Before you take this route, I recommend that you educate yourself before you or someone prepares your provisional application.


Risks of Filing Provisional Patent Applications

Some people feel that the provisional application is an easy and inexpensive way to obtain a filing date and some patent rights, but they are usually unaware of the risks and downside.

These patent applications never issue into a patent, and can never be enforced to prevent someone from copying your invention. 


If a regular, complete, patent application is prepared and filed within a year from the filing date of the provisional patent application, the regular patent application may be entitled to the filing date of the provisional patent application, but only if the provisional application meets best mode and enablement requirements.  

In order to be valid, the provisional application must comply with the first paragraph of section 112 of the patent law. 

If the provisional application does not comply with this section, it will be invalid and will not provide a filing date. 

Foreign applications must be filed within one year of the filing date of the provisional application in order to be entitled to the filing date of the provisional application. 

If provisional applications are used, it is recommended that they be drafted as if they were a full regular patent application to make sure that they comply with the best mode and enablement requirements. 


For example, if an applicant in a provisional application says "the switch is a MOSFET"  where no specific type is essential, and then a patent attorney preparing a regular patent application corrects this by saying "there is a switch, it can be any type but in some embodiments it is a MOSFET",  be prepared for an argument during litigation that unless a competitor uses a MOSFET, there is no infringement regardless of what is recited in the claims because the inventor clearly only contemplated use of a MOSFET.

If there is no budget for a full application and a provisional application is filed, a full application drafted by a patent attorney should be filed as soon as possible after the provisional application is filed.  Thus, in the event that the provisional application does not comply with the provisions of 35 U.S.C. ' 112, first paragraph, it may be possible to prepare the regular application before any important deadlines are missed.  

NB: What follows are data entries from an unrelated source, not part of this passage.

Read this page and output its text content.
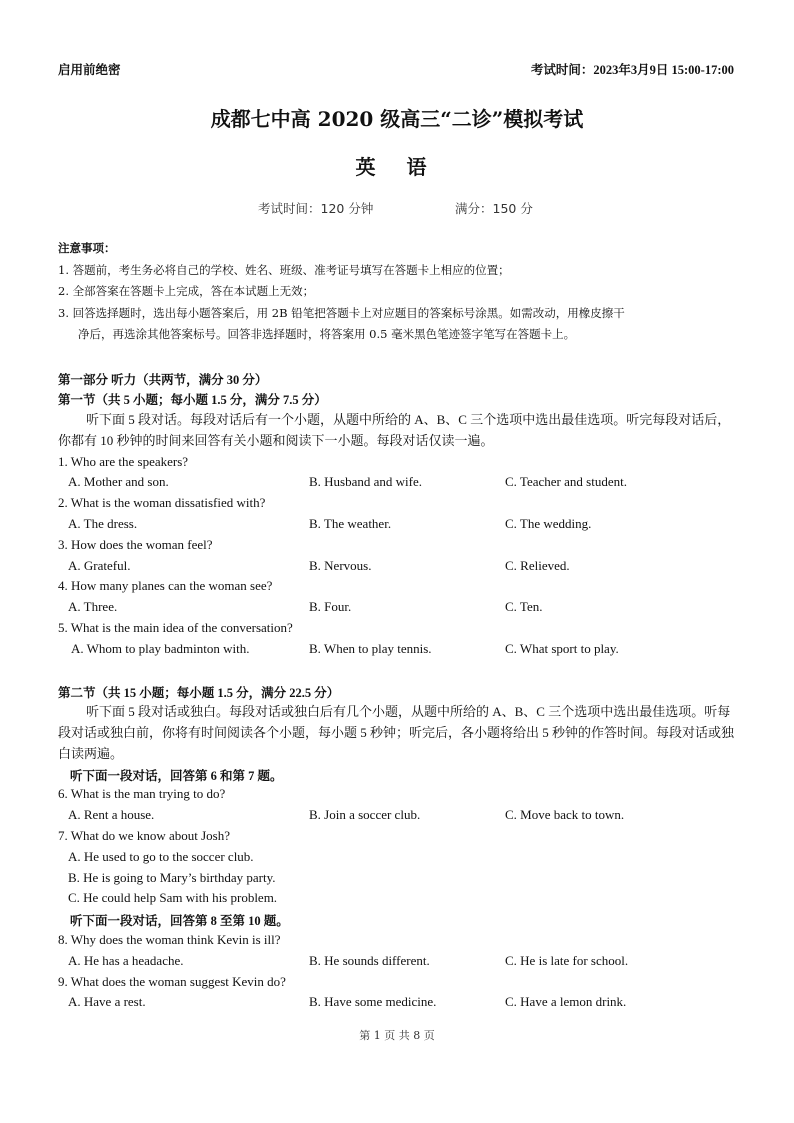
启用前绝密	考试时间：2023年3月9日 15:00-17:00
成都七中高 2020 级高三“二诊”模拟考试
英 语
考试时间：120 分钟	满分：150 分
注意事项：
1. 答题前，考生务必将自己的学校、姓名、班级、准考证号填写在答题卡上相应的位置；
2. 全部答案在答题卡上完成，答在本试题上无效；
3. 回答选择题时，选出每小题答案后，用 2B 铅笔把答题卡上对应题目的答案标号涂黑。如需改动，用橡皮擦干
净后，再选涂其他答案标号。回答非选择题时，将答案用 0.5 毫米黑色笔迹签字笔写在答题卡上。
第一部分 听力（共两节，满分 30 分）
第一节（共 5 小题；每小题 1.5 分，满分 7.5 分）
听下面 5 段对话。每段对话后有一个小题，从题中所给的 A、B、C 三个选项中选出最佳选项。听完每段对话后，你都有 10 秒钟的时间来回答有关小题和阅读下一小题。每段对话仅读一遍。
1. Who are the speakers?
A. Mother and son.	B. Husband and wife.	C. Teacher and student.
2. What is the woman dissatisfied with?
A. The dress.	B. The weather.	C. The wedding.
3. How does the woman feel?
A. Grateful.	B. Nervous.	C. Relieved.
4. How many planes can the woman see?
A. Three.	B. Four.	C. Ten.
5. What is the main idea of the conversation?
A. Whom to play badminton with.	B. When to play tennis.	C. What sport to play.
第二节（共 15 小题；每小题 1.5 分，满分 22.5 分）
听下面 5 段对话或独白。每段对话或独白后有几个小题，从题中所给的 A、B、C 三个选项中选出最佳选项。听每段对话或独白前，你将有时间阅读各个小题，每小题 5 秒钟；听完后，各小题将给出 5 秒钟的作答时间。每段对话或独白读两遍。
听下面一段对话，回答第 6 和第 7 题。
6. What is the man trying to do?
A. Rent a house.	B. Join a soccer club.	C. Move back to town.
7. What do we know about Josh?
A. He used to go to the soccer club.
B. He is going to Mary’s birthday party.
C. He could help Sam with his problem.
听下面一段对话，回答第 8 至第 10 题。
8. Why does the woman think Kevin is ill?
A. He has a headache.	B. He sounds different.	C. He is late for school.
9. What does the woman suggest Kevin do?
A. Have a rest.	B. Have some medicine.	C. Have a lemon drink.
第 1 页 共 8 页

With these risks in mind, provisional patent applications that are not drafted as full regular patent applications can still be useful for obtaining "patent pending" status if there is simply no budget for a full patent application.


A poorly written provisional patent application may be fatal to getting a patent for your invention.
If a provisional application is poorly written and leaves out sufficient written description of the invention, particularly on how to make and use the invention, the early priority date may not be relied upon.
Its always best to consult with an experienced patent agent and have a complete provisional patent application filed to avoid these types of issues.